One of the Iranian sources did not rule out the possibility that members of the Iran-backed Axis of Resistance could attack Israel at any moment - an option analysts have flagged as one possible means of reprisal.

The sources said Amirabdollahian, in his Oman meetings, signalled Tehran's willingness to de-escalate on condition demands are met, including a permanent Gaza ceasefire - something Israel has ruled out as it seeks to crush Hamas.

The sources said Iran also sought the revival of talks over its disputed nuclear programme. Those talks have been stalled for nearly two years, with both sides accusing each other of making unreasonable demands.

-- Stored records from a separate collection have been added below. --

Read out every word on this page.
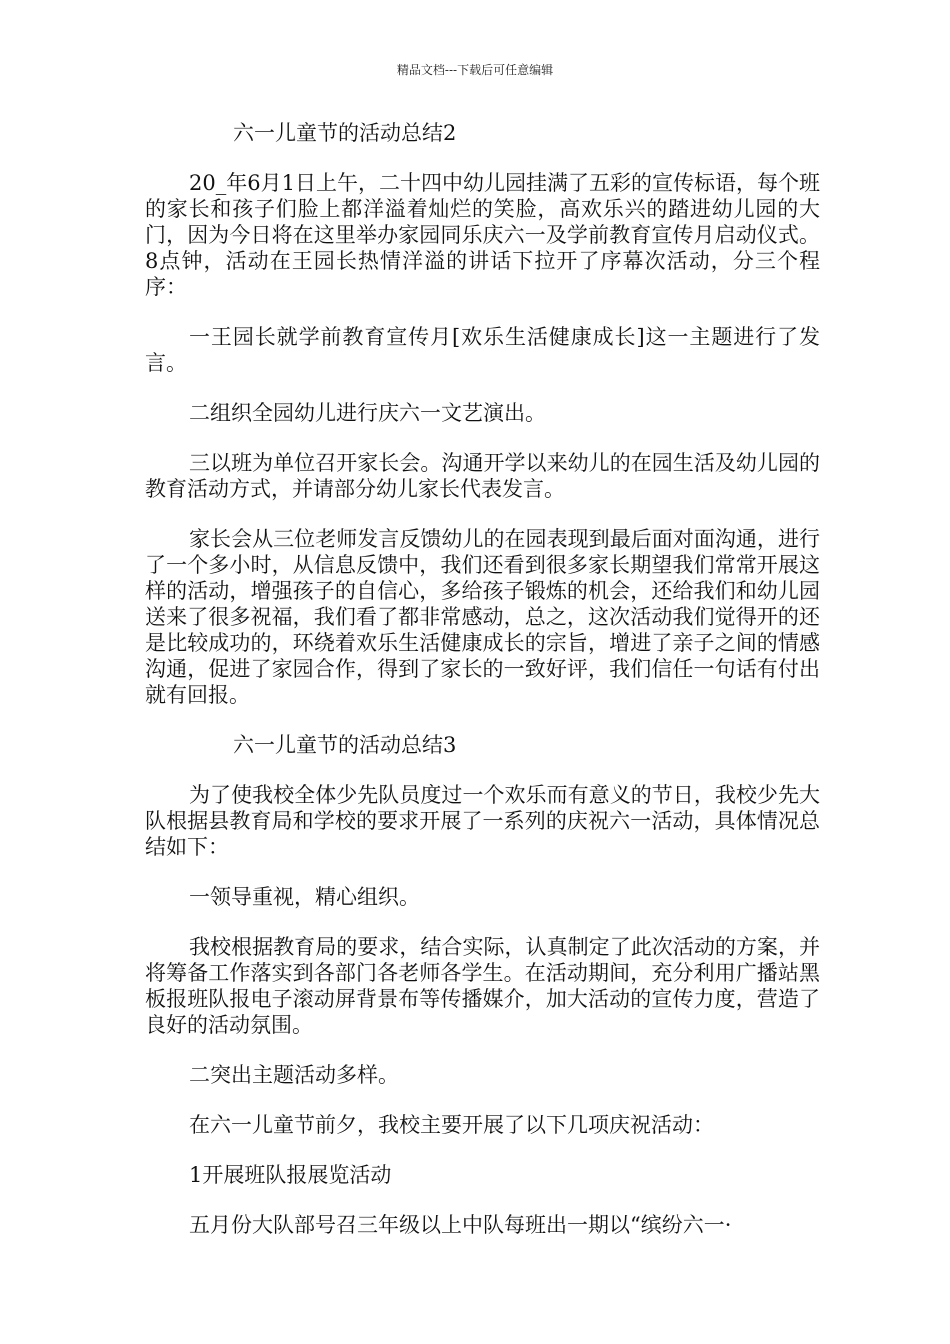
精品文档---下载后可任意编辑
六一儿童节的活动总结2
20_年6月1日上午，二十四中幼儿园挂满了五彩的宣传标语，每个班的家长和孩子们脸上都洋溢着灿烂的笑脸，高欢乐兴的踏进幼儿园的大门，因为今日将在这里举办家园同乐庆六一及学前教育宣传月启动仪式。8点钟，活动在王园长热情洋溢的讲话下拉开了序幕次活动，分三个程序：
一王园长就学前教育宣传月[欢乐生活健康成长]这一主题进行了发言。
二组织全园幼儿进行庆六一文艺演出。
三以班为单位召开家长会。沟通开学以来幼儿的在园生活及幼儿园的教育活动方式，并请部分幼儿家长代表发言。
家长会从三位老师发言反馈幼儿的在园表现到最后面对面沟通，进行了一个多小时，从信息反馈中，我们还看到很多家长期望我们常常开展这样的活动，增强孩子的自信心，多给孩子锻炼的机会，还给我们和幼儿园送来了很多祝福，我们看了都非常感动，总之，这次活动我们觉得开的还是比较成功的，环绕着欢乐生活健康成长的宗旨，增进了亲子之间的情感沟通，促进了家园合作，得到了家长的一致好评，我们信任一句话有付出就有回报。
六一儿童节的活动总结3
为了使我校全体少先队员度过一个欢乐而有意义的节日，我校少先大队根据县教育局和学校的要求开展了一系列的庆祝六一活动，具体情况总结如下：
一领导重视，精心组织。
我校根据教育局的要求，结合实际，认真制定了此次活动的方案，并将筹备工作落实到各部门各老师各学生。在活动期间，充分利用广播站黑板报班队报电子滚动屏背景布等传播媒介，加大活动的宣传力度，营造了良好的活动氛围。
二突出主题活动多样。
在六一儿童节前夕，我校主要开展了以下几项庆祝活动：
1开展班队报展览活动
五月份大队部号召三年级以上中队每班出一期以“缤纷六一·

And Tehran also sought assurances that the United States would not get involved in the event of a "controlled attack" on Israel by Iran - a demand which the United States rejected in a response delivered via Oman, the sources said.

Iran’s retaliatory strikes would be “non-escalatory” toward the United States “as they don’t want the U.S. to get involved,” said the source familiar with U.S. intelligence, indicating Iran would not direct its proxy militias in Syria and Iraq to target U.S. forces in those countries.

U.S. President Joe Biden said on Wednesday that Iran was threatening to launch a "significant attack in Israel", and that he had told Netanyahu "our commitment to Israel security against these threats from Iran and its proxies is iron-clad".

Israel has said it would answer any attack from Iran.

“If Iran attacks from its territory, Israel will respond and attack in Iran,” Israeli Foreign Minister Israel Katz said in a post on the X social media platform in Farsi and Hebrew on Wednesday.


Experts on Iranian diplomacy said such tough demands from Tehran were typical of the hard-nosed approach it takes in negotiations. But the contacts nevertheless pointed to its interest in warding off major conflict.

Eurasia group analyst Gregory Brew said Khamenei was "trapped in a strategic conundrum".

"Iran must respond to restore deterrence and maintain credibility among its Resistance Front allies. But on the other hand, retaliating to restore deterrence would likely bring an even greater, and more destructive Israeli response, likely with US assistance," he said.

The Iranian sources said the U.S. had asked Iran to exercise restraint and allow space for diplomacy, cautioning Tehran that in the event of a direct attack it will stand by Israel.

The Iranian sources said Iran believes Netanyahu aims to draw Tehran into a war, therefore its retaliation could be a restrained one that avoids direct strikes on Israeli territory and may draw on Tehran's allies.

The U.S. Middle East envoy has called the foreign ministers of Saudi Arabia, UAE, Qatar and Iraq to ask them to deliver a message to Iran urging it to lower tensions with Israel, a source with knowledge of the situation said.

A source familiar with the issue said the U.S. might well agree to revived nuclear talks if that could prevent a conflagration.

“If we are talking about talks and not (about) reaching an agreement, then it would seem to be well worth the price if the payoff is minimizing the risk of a regional escalation into which the U.S. would be dragged,” said the source, who spoke on condition of anonymity.

Ali Vaez of International Crisis Group said Iran’s dilemma was "to figure out how to retaliate in a way that it saves face without losing its head".

"Israel is much more unpredictable than the U.S.," he said. "The Supreme Leader is clearly concerned that rather than delivering the deterrent effect he might hope to achieve, an attack on Israel may only fuel a counter-escalation he might have hoped to avoid."